South African President Kgalema Motlanthe announced yesterday that the region was launching an urgent international campaign to assist Zimbabwe with a humanitarian crisis amid a cholera outbreak.
“The SADC [Southern African Development Community] Troika has decided ... to launch an urgent international campaign to mobilize financial and material resources for the people of Zimbabwe in order to help them overcome the challenges facing their country,” Motlanthe told journalists in Pretoria.
The announcement comes after Motlanthe called a meeting with health and water ministers in the troika of the SADC from South Africa, the Democratic Republic of Congo and Zambia.
“Zimbabwe is facing serious humanitarian challenges characterized by acute food shortages and the recent outbreak of cholera,” he said.
Motlanthe said all countries in the 15-member bloc were expected to contribute to the campaign with their available resources.
He said the campaign was about aid and not Zimbabwe’s political crisis.
“This is not political work, this relief work is not to be politicized. It’s done on a humanitarian basis,” he said.
“So the mandate of this structure is really to ensure that the relief is distributed fairly to all deserving Zimbabweans. It is not to deal with the political challenges — those will be handled by the inclusive government once the inclusive government is in place.

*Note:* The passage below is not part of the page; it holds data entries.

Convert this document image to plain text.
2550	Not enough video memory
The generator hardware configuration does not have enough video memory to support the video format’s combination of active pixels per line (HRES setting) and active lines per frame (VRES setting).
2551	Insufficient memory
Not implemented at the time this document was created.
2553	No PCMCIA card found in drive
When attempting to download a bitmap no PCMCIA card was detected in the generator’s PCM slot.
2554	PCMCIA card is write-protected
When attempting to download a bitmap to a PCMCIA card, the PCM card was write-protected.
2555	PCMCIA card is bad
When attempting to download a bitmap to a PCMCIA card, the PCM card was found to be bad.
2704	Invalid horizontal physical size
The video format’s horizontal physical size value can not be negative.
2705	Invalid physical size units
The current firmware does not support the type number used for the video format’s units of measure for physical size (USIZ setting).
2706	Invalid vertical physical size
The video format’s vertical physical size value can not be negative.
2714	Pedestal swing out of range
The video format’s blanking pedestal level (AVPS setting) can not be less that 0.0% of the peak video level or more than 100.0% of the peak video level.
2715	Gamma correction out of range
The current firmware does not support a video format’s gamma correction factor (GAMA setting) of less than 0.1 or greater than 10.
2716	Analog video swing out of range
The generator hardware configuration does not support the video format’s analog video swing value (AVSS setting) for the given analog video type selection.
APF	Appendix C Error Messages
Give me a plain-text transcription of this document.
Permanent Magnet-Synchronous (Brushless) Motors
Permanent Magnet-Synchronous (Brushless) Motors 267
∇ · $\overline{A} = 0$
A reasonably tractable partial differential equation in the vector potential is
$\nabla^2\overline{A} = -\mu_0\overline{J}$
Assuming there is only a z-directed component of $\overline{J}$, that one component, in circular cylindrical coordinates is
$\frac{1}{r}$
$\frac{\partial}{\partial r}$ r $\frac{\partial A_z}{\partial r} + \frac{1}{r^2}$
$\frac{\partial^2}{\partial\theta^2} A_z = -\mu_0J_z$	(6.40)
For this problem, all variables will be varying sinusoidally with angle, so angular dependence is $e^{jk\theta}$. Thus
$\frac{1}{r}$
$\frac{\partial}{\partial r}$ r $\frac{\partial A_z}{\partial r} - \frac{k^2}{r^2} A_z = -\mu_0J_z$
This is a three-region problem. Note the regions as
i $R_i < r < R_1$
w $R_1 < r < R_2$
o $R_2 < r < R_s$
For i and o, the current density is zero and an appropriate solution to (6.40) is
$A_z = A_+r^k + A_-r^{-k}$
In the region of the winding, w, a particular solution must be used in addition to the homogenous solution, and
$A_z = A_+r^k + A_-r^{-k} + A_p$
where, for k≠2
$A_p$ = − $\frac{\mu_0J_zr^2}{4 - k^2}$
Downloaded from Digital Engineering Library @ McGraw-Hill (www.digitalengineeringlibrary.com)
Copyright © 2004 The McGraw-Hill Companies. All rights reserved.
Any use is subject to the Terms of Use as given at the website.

They will have the authority to deal with all challenges on the political front.”
The UN estimated this week nearly 1,000 people had died in a cholera epidemic that has affected more than 18,000 in Zimbabwe, compounding the country’s woes, which include inflation of 231 million percent and a political crisis.

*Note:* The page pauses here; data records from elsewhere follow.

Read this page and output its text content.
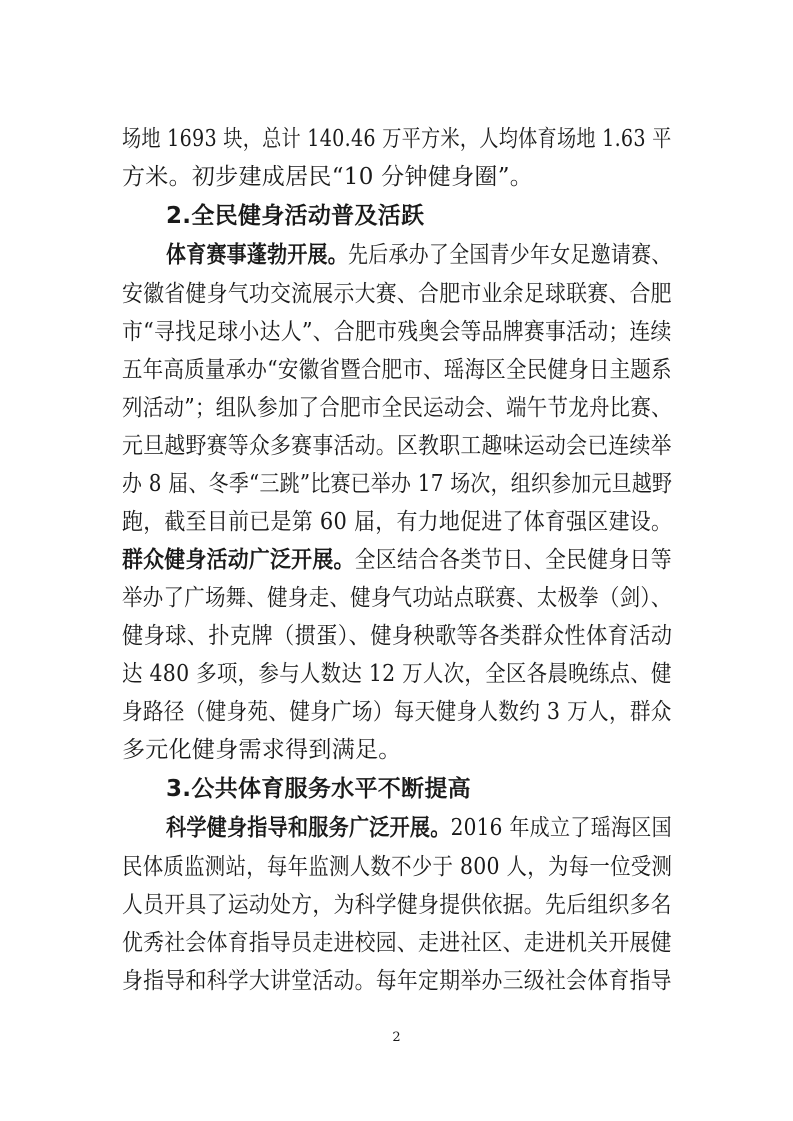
场地 1693 块，总计 140.46 万平方米，人均体育场地 1.63 平
方米。初步建成居民“10 分钟健身圈”。
2.全民健身活动普及活跃
体育赛事蓬勃开展。先后承办了全国青少年女足邀请赛、
安徽省健身气功交流展示大赛、合肥市业余足球联赛、合肥
市“寻找足球小达人”、合肥市残奥会等品牌赛事活动；连续
五年高质量承办“安徽省暨合肥市、瑶海区全民健身日主题系
列活动”；组队参加了合肥市全民运动会、端午节龙舟比赛、
元旦越野赛等众多赛事活动。区教职工趣味运动会已连续举
办 8 届、冬季“三跳”比赛已举办 17 场次，组织参加元旦越野
跑，截至目前已是第 60 届，有力地促进了体育强区建设。
群众健身活动广泛开展。全区结合各类节日、全民健身日等
举办了广场舞、健身走、健身气功站点联赛、太极拳（剑）、
健身球、扑克牌（掼蛋）、健身秧歌等各类群众性体育活动
达 480 多项，参与人数达 12 万人次，全区各晨晚练点、健
身路径（健身苑、健身广场）每天健身人数约 3 万人，群众
多元化健身需求得到满足。
3.公共体育服务水平不断提高
科学健身指导和服务广泛开展。2016 年成立了瑶海区国
民体质监测站，每年监测人数不少于 800 人，为每一位受测
人员开具了运动处方，为科学健身提供依据。先后组织多名
优秀社会体育指导员走进校园、走进社区、走进机关开展健
身指导和科学大讲堂活动。每年定期举办三级社会体育指导
2
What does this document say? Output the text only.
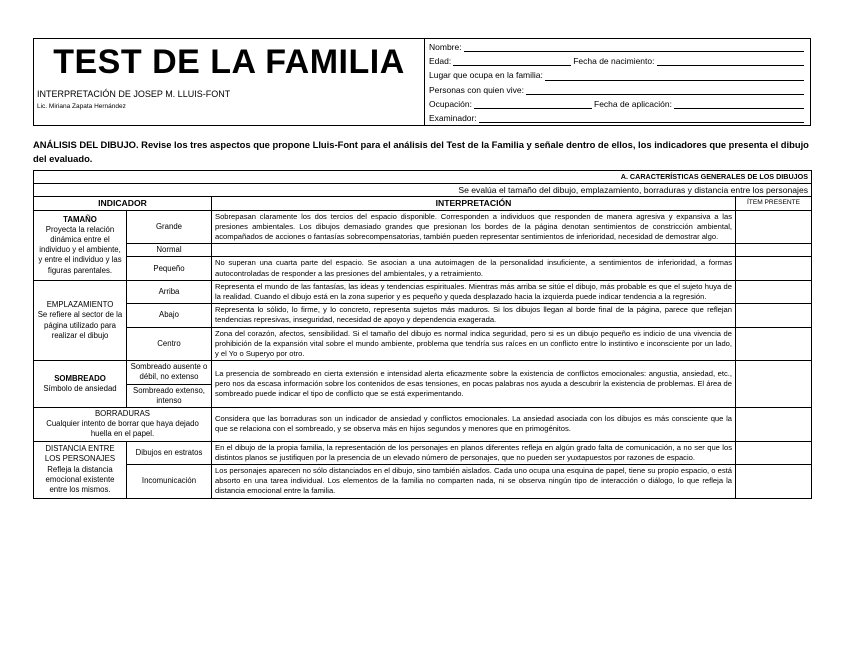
TEST DE LA FAMILIA
INTERPRETACIÓN DE JOSEP M. LLUIS-FONT
Lic. Miriana Zapata Hernández
Nombre:
Edad:	Fecha de nacimiento:
Lugar que ocupa en la familia:
Personas con quien vive:
Ocupación:	Fecha de aplicación:
Examinador:
ANÁLISIS DEL DIBUJO. Revise los tres aspectos que propone Lluis-Font para el análisis del Test de la Familia y señale dentro de ellos, los indicadores que presenta el dibujo del evaluado.
A. CARACTERÍSTICAS GENERALES DE LOS DIBUJOS			
Se evalúa el tamaño del dibujo, emplazamiento, borraduras y distancia entre los personajes			
INDICADOR		INTERPRETACIÓN	ÍTEM PRESENTE
TAMAÑO
Proyecta la relación dinámica entre el individuo y el ambiente, y entre el individuo y las figuras parentales.	Grande	Sobrepasan claramente los dos tercios del espacio disponible. Corresponden a individuos que responden de manera agresiva y expansiva a las presiones ambientales. Los dibujos demasiado grandes que presionan los bordes de la página denotan sentimientos de constricción ambiental, acompañados de acciones o fantasías sobrecompensatorias, también pueden representar sentimientos de inferioridad, necesidad de demostrar algo.	
	Normal		
	Pequeño	No superan una cuarta parte del espacio. Se asocian a una autoimagen de la personalidad insuficiente, a sentimientos de inferioridad, a formas autocontroladas de responder a las presiones del ambientales, y a retraimiento.	
EMPLAZAMIENTO
Se refiere al sector de la página utilizado para realizar el dibujo	Arriba	Representa el mundo de las fantasías, las ideas y tendencias espirituales. Mientras más arriba se sitúe el dibujo, más probable es que el sujeto huya de la realidad. Cuando el dibujo está en la zona superior y es pequeño y queda desplazado hacia la izquierda puede indicar tendencia a la regresión.	
	Abajo	Representa lo sólido, lo firme, y lo concreto, representa sujetos más maduros. Si los dibujos llegan al borde final de la página, parece que reflejan tendencias represivas, inseguridad, necesidad de apoyo y dependencia exagerada.	
	Centro	Zona del corazón, afectos, sensibilidad. Si el tamaño del dibujo es normal indica seguridad, pero si es un dibujo pequeño es indicio de una vivencia de prohibición de la expansión vital sobre el mundo ambiente, problema que tendría sus raíces en un conflicto entre lo instintivo e inconsciente por un lado, y el Yo o Superyo por otro.	
SOMBREADO
Símbolo de ansiedad	Sombreado ausente o débil, no extenso	La presencia de sombreado en cierta extensión e intensidad alerta eficazmente sobre la existencia de conflictos emocionales: angustia, ansiedad, etc., pero nos da escasa información sobre los contenidos de esas tensiones, en pocas palabras nos ayuda a descubrir la existencia de problemas. El área de sombreado puede indicar el tipo de conflicto que se está experimentando.	
	Sombreado extenso, intenso		
BORRADURAS
Cualquier intento de borrar que haya dejado huella en el papel.		Considera que las borraduras son un indicador de ansiedad y conflictos emocionales. La ansiedad asociada con los dibujos es más consciente que la que se relaciona con el sombreado, y se observa más en hijos segundos y menores que en primogénitos.	
DISTANCIA ENTRE LOS PERSONAJES
Refleja la distancia emocional existente entre los mismos.	Dibujos en estratos	En el dibujo de la propia familia, la representación de los personajes en planos diferentes refleja en algún grado falta de comunicación, a no ser que los distintos planos se justifiquen por la presencia de un elevado número de personajes, que no pueden ser yuxtapuestos por razones de espacio.	
	Incomunicación	Los personajes aparecen no sólo distanciados en el dibujo, sino también aislados. Cada uno ocupa una esquina de papel, tiene su propio espacio, o está absorto en una tarea individual. Los elementos de la familia no comparten nada, ni se observa ningún tipo de interacción o diálogo, lo que refleja la distancia emocional entre la familia.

Meanwhile, Zimbabwe’s neighbors said they did not believe allegations that opposition militants are training in Botswana to overthrow Zimbabwean President Robert Mugabe.
Motlanthe said the main regional bloc opened an investigation into the allegations when Mugabe’s regime first raised them last month.
But “we never believed that,” he said.
The Zimbabwean opposition says the allegations, which were made again this week, are part of a plot to create a pretext for declaring a state of emergency.
Motlanthe would not say why he thought Mugabe’s regime was pressing the allegations, but noted the “mistrust” among Zimbabwe’s politicians.
Motlanthe also said South Africa would not join international calls for Mugabe to step down, saying it was “not for us” to do so.
“It’s really not for us,” he said when asked by reporters how bad conditions had to get in Zimbabwe before South Africa would say it was time for him to step down.
“I mean I don’t know if the British feel qualified to impose that on the people of Zimbabwe but we feel that we should really support and take our cue from what they want.”
Motlanthe said he was hopeful Zimbabwe would have a unity government in place by the end of the week.
But the Brussels-based International Crisis Group described the rivals’ power-sharing talks as “hopelessly deadlocked.”
Mugabe and opposition leader Morgan Tsvangirai should both step aside to allow a neutral administration to tackle the country’s crisis and prepare for a new election, it said.